Сильви Жермен - Янтарная ночь
Шарль-Виктор так сильно стиснул свои кулачки, что пальцы онемели, а ногти вонзились в ладони. Братнина вонь, въевшаяся в платье, кожу, волосы его матери — вплоть до губ и взгляда, была так тошнотворна, что его вырвало. Ему показалось, что заодно он выблевал и свое сердце. И свое детство.

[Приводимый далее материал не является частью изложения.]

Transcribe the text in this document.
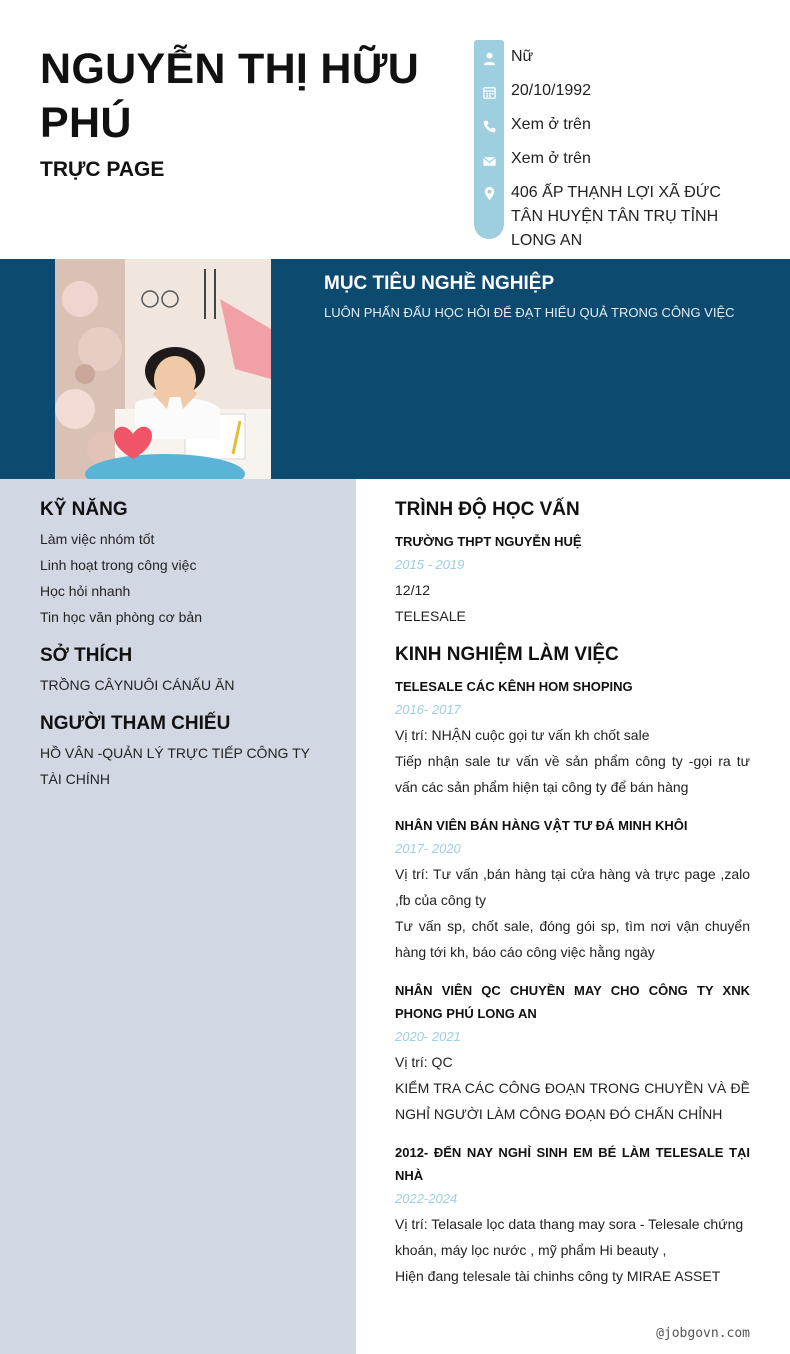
NGUYỄN THỊ HỮU PHÚ
TRỰC PAGE
Nữ
20/10/1992
Xem ở trên
Xem ở trên
406 ẤP THẠNH LỢI XÃ ĐỨC TÂN HUYỆN TÂN TRỤ TỈNH LONG AN
MỤC TIÊU NGHỀ NGHIỆP
LUÔN PHẤN ĐẤU HỌC HỎI ĐỂ ĐẠT HIỂU QUẢ TRONG CÔNG VIỆC
KỸ NĂNG
Làm việc nhóm tốt
Linh hoạt trong công việc
Học hỏi nhanh
Tin học văn phòng cơ bản
SỞ THÍCH
TRỒNG CÂYNUÔI CÁNẤU ĂN
NGƯỜI THAM CHIẾU
HỒ VÂN -QUẢN LÝ TRỰC TIẾP CÔNG TY TÀI CHÍNH
TRÌNH ĐỘ HỌC VẤN
TRƯỜNG THPT NGUYỄN HUỆ
2015 - 2019
12/12
TELESALE
KINH NGHIỆM LÀM VIỆC
TELESALE CÁC KÊNH HOM SHOPING
2016- 2017
Vị trí: NHẬN cuộc gọi tư vấn kh chốt sale
Tiếp nhận sale tư vấn về sản phẩm công ty -gọi ra tư vấn các sản phẩm hiện tại công ty để bán hàng
NHÂN VIÊN BÁN HÀNG VẬT TƯ ĐÁ MINH KHÔI
2017- 2020
Vị trí: Tư vấn ,bán hàng tại cửa hàng và trực page ,zalo ,fb của công ty
Tư vấn sp, chốt sale, đóng gói sp, tìm nơi vận chuyển hàng tới kh, báo cáo công việc hằng ngày
NHÂN VIÊN QC CHUYỀN MAY CHO CÔNG TY XNK PHONG PHÚ LONG AN
2020- 2021
Vị trí: QC
KIỂM TRA CÁC CÔNG ĐOẠN TRONG CHUYỀN VÀ ĐỀ NGHỈ NGƯỜI LÀM CÔNG ĐOẠN ĐÓ CHẤN CHỈNH
2012- ĐẾN NAY NGHỈ SINH EM BÉ LÀM TELESALE TẠI NHÀ
2022-2024
Vị trí: Telasale lọc data thang may sora - Telesale chứng khoán, máy lọc nước , mỹ phẩm Hi beauty ,
Hiện đang telesale tài chinhs công ty MIRAE ASSET
@jobgovn.com
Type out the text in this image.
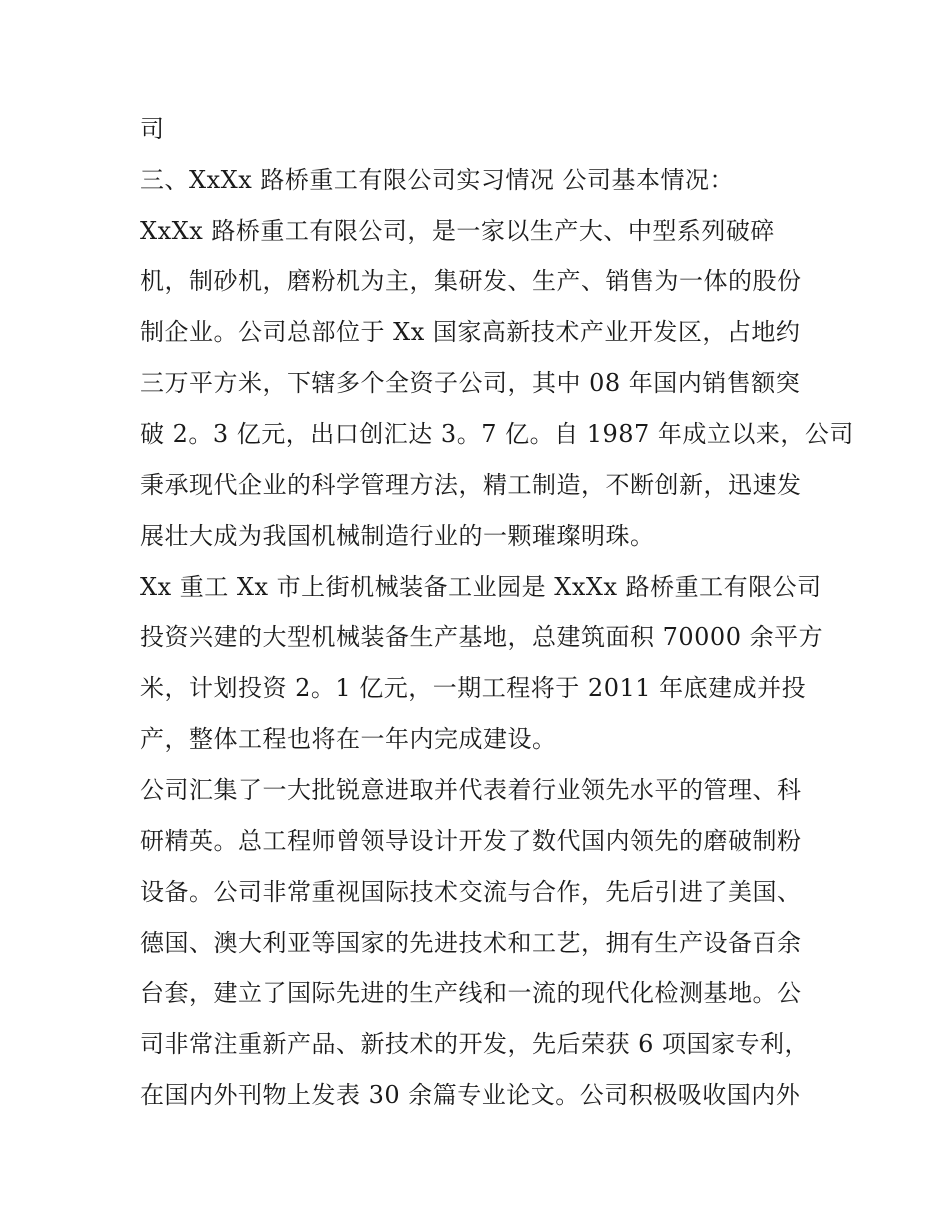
司
三、XxXx 路桥重工有限公司实习情况 公司基本情况：
XxXx 路桥重工有限公司，是一家以生产大、中型系列破碎
机，制砂机，磨粉机为主，集研发、生产、销售为一体的股份
制企业。公司总部位于 Xx 国家高新技术产业开发区，占地约
三万平方米，下辖多个全资子公司，其中 08 年国内销售额突
破 2。3 亿元，出口创汇达 3。7 亿。自 1987 年成立以来，公司
秉承现代企业的科学管理方法，精工制造，不断创新，迅速发
展壮大成为我国机械制造行业的一颗璀璨明珠。
Xx 重工 Xx 市上街机械装备工业园是 XxXx 路桥重工有限公司
投资兴建的大型机械装备生产基地，总建筑面积 70000 余平方
米，计划投资 2。1 亿元，一期工程将于 2011 年底建成并投
产，整体工程也将在一年内完成建设。
公司汇集了一大批锐意进取并代表着行业领先水平的管理、科
研精英。总工程师曾领导设计开发了数代国内领先的磨破制粉
设备。公司非常重视国际技术交流与合作，先后引进了美国、
德国、澳大利亚等国家的先进技术和工艺，拥有生产设备百余
台套，建立了国际先进的生产线和一流的现代化检测基地。公
司非常注重新产品、新技术的开发，先后荣获 6 项国家专利，
在国内外刊物上发表 30 余篇专业论文。公司积极吸收国内外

Пока Матильда обмывала и убирала покойника, Без-ума-от-Нее занялся туалетом своей жены. Он осторожно снял с нее разорванную одежду, раздел донага — раскрыв новую, волнующую до слез наготу. Он долго отмывал ее безжизненное тело, перевязал раны на коленях и руках, оставленные колючками и камнями, потом вымыл ей волосы. Закончив очищение ее тела от грязи и крови, от запаха мертвечины, он уложил жену в постель и лег рядом. Ночью слезы вновь накатили на него.
И Шарль-Виктор снова услышал сквозь стену неумолчное завывание моря. А с другой стороны стен, снаружи, всю ночь напролет слышалось, как ропщут и перестукиваются ветвями деревья. Он лежал, сжав кулачки, чтобы самому не заплакать, не закричать. Значит, никому до него нет дела? Он ненавидел их всех, до потери рассудка. В конце концов он встал, подошел к пустой кровати своего брата, залез на нее, сорвал покрывало и помочился в простыни. Никаких других слез над братом он проливать не будет.
Без-ума-от-Нее не спустился в нижний зал, туда, где стоял гроб Жан-Батиста. Он не собирался участвовать в бдении над телом сына. Впрочем, над ним вообще никто не бдел. Его запах отпугивал всех. Только деревья устроили ему бдение своей неумолчной песнью.
Без-ума-от-Нее остался с женой и оберегал ее беспокойный сон. Он держал ее за руки, прикасался ко лбу, заглушал ее стоны своими губами живого мужчины. И плакал, уткнувшись лицом в ее волосы, словно чтобы еще раз омыть их от скверны, от горя и крови своими слезами — слезами живого мужчины.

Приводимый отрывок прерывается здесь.